En 2025, ces deux députés de sensibilités politiques différentes ont dirigé une commission d'enquête ayant, entre autres, entendu l'ancien Premier ministre François Bayrou sur sa connaissance des abus à l'établissement Notre-Dame de Bétharram, près de Pau. De ces auditions a émergé cette proposition de loi, coécrite par les deux députés. Cependant, Violette Spillebout défendra désormais le texte seule, suite au retrait du soutien du groupe de Gabriel Attal, qui a proposé qu'elle le redépose seule.
Malgré cette situation, Paul Vannier a joué un rôle central lors des discussions en commission la semaine passée. Spillebout a montré sa volonté de collaboration, soulignant que "l'Assemblée doit s'unir pour protéger les enfants".
Le texte comprend une dimension symbolique, affirmant le rejet des violences vis-à-vis des enfants et le constat des manquements de l'État. Il propose également une journée d'hommage aux victimes le 19 novembre et un fonds national d’indemnisation pour ceux dont les délais de prescription les empêchent d’accéder à la justice.
Sur le plan judiciaire, il allonge le délai de prescription pour le délit de non-dénonciation des violences sur mineurs, tout en inscrivant dans la loi une interdiction totale de toute forme de violence, y compris les châtiments corporels. Violette Spillebout souligne son objectif d'éliminer "le prétendu droit de correction" encore présent dans certaines jurisprudences.

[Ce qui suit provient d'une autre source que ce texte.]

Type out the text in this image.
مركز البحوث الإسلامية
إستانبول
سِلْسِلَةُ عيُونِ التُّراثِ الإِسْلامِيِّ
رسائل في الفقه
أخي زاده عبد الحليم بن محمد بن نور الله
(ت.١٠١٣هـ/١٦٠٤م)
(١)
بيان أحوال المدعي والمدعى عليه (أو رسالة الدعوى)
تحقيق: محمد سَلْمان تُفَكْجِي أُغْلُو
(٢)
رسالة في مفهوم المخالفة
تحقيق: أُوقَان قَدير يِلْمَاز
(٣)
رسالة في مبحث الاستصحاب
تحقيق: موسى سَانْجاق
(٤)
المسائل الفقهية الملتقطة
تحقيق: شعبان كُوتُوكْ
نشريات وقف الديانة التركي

- Secret de la confession -
Les mesures renforçant le contrôle des adultes travaillant dans les établissements scolaires seront attentivement scrutées, à la lumière des récents cas de violences sexuelles. Entre autres, le texte impose de fournir un "certificat d'honorabilité" au moment de l'embauche et tous les trois ans, ainsi qu'un suivi rigoureux des sanctions disciplinaires.

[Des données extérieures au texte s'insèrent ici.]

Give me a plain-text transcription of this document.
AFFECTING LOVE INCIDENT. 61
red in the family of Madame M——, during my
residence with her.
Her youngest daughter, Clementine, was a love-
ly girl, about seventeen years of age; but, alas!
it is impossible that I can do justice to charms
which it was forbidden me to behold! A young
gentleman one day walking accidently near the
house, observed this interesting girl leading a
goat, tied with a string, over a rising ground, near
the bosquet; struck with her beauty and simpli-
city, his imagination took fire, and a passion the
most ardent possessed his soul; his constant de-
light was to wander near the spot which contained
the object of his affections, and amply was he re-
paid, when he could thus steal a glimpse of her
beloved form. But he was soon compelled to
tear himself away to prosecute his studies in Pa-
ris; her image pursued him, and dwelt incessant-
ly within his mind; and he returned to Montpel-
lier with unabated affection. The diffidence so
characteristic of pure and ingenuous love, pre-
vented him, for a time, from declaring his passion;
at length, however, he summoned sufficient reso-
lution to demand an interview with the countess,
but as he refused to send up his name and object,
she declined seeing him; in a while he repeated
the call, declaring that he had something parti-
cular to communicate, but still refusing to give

Ces dispositions ont été étendues aux activités périscolaires, confrontées à des scandales récents, notamment à Paris. Si la première partie du texte rencontre un certain consensus, les articles afférents aux établissements privés suscitent des tensions, notamment à droite et à l’extrême droite, où des abstentions ont été remarquées en commission.
Pour Roger Chudeau, député RN, ces mesures visent davantage à contrôler l’enseignement privé qu'à protéger les enfants, tandis que Paul Vannier soutient que la réduction du contrôle sur ces établissements contribue à la persistance des abus.
De plus, l'une des dispositions impose expressément aux ministres de culte la dénonciation des violences sexuelles sur mineurs, même si ces informations sont révélées lors d'une confession, sans pouvoir recourir au secret. Le Rassemblement national s'est opposé à cette disposition, la considérant comme une atteinte à la cléricature.